Overcoming past grief and trauma can be a lifelong endeavor, as a person walks with trusted counselors, pastors, and other support. So I’m not offering a quick-fix solution. And yet, the Bible does give us incredible guidance when it comes to processing our past so we might be fully alive in the present.
I’ve spoken to a number of people who’ve experienced severe grief and trauma. They all eventually get to the question: “Where was God?” In other words, “If God is good and powerful, why didn’t he stop the pain that I suffered?” That’s an understandable and even logical question. The good news is that many people in the Bible voice the same concern.
In the book of Psalms, there are numerous times when God’s people call out in despair. For example, Psalm 10 opens with these words: “Why, Lord, do you stand far off? Why do you hide yourself in times of trouble?” Jesus himself echoes Psalm 22 when he cries out, “My God, my God, why have you forsaken me?” (Matthew 27:46). So let me remind you that you have solid biblical support to cry out to God.
Lament is a healthy place to start processing your past, but the biblical authors don’t stay there forever. They recount their past with eyes of faith. They come to see that in some way God was present, even in their suffering.
For example, when the author of Lamentations is recounting the fall of Jerusalem and all the pain and suffering they endured, he says, “Because of the LORD’s great love we are not consumed” (3:22). In other words, he believed that even though he couldn’t see it in the moment, God was holding back the full force of evil when they were attacked. He believed that God was present in some way in the middle of their pain.
Because he believed God was with him in the past, he could believe that God would be with him in the present. That’s why the author goes on to say, “I say to myself, ‘The Lord is my portion; therefore I will wait for him’” (3:24). Even though the author had lost all things, he still had God with him in that moment. If he still had God, he had everything he needed.
Process your past so you can be fully alive in the present.
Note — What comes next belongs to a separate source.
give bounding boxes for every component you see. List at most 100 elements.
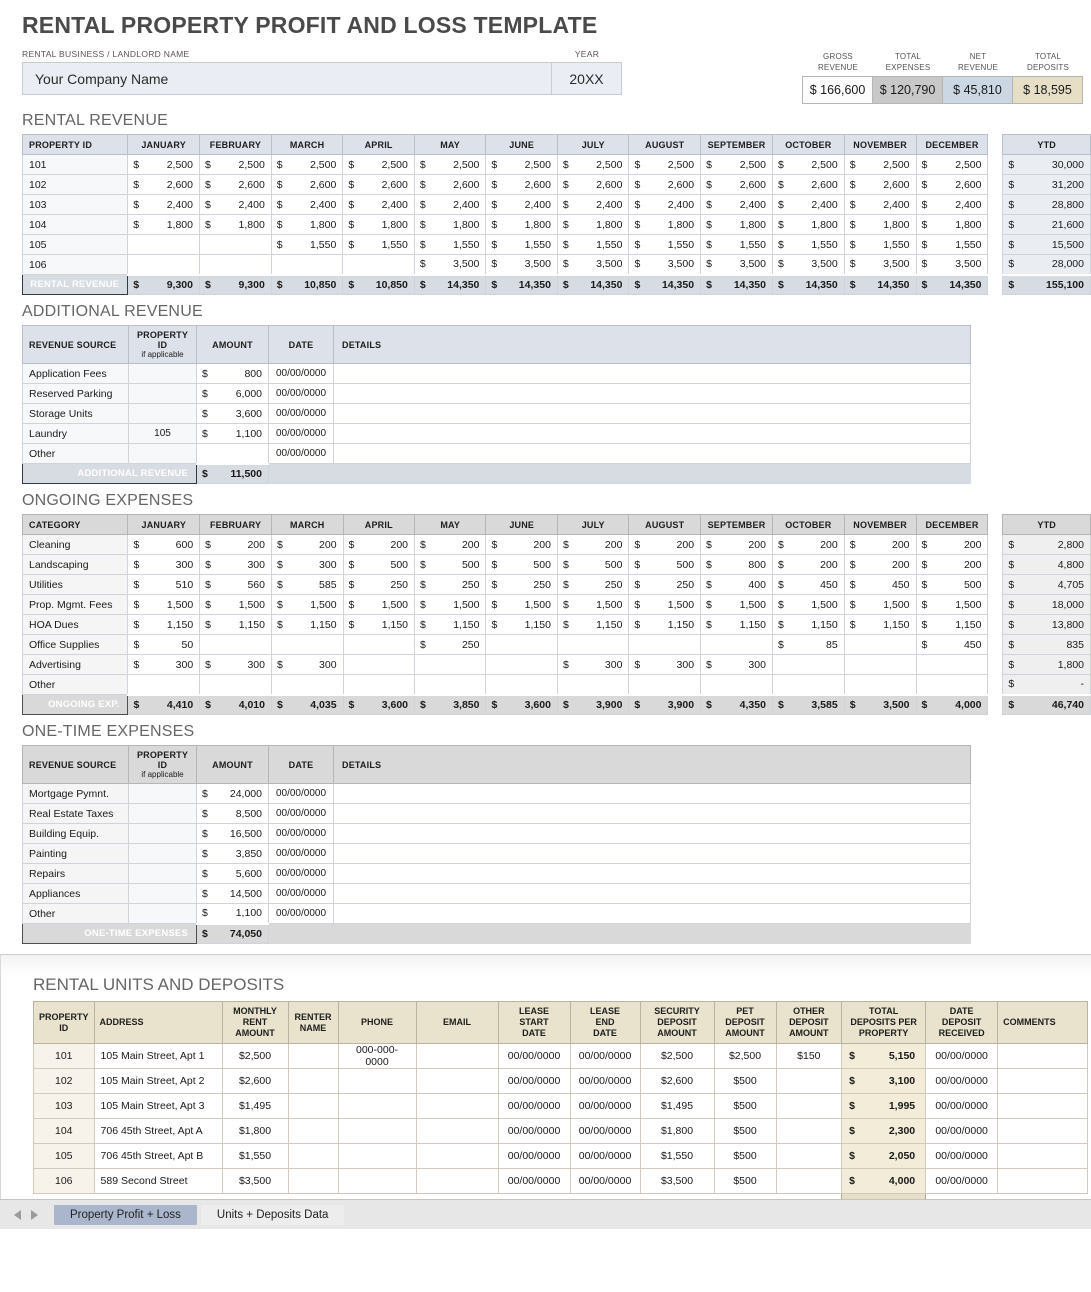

Imagine the moment of your grief or trauma. Imagine the Lord God holding back the full force of evil that was trying to harm you. Imagine Jesus sitting next to you, weeping with you.
Again, this might take time and help from trusted counselors, pastors, and friends. But with the help of the Holy Spirit, you might begin to believe that God was with you in the past. And if God was with you in the past, you can trust that he will be with you in the present.
The holidays can be hard because of unpleasant memories from the past that can rob us of being alive in the present. I pray you and I would begin to believe that Jesus was present in our past so that we would believe that Jesus is here in the present. Then we can trust that he will guide us into the future. If God is present, then this might just become the most wonderful time of the year.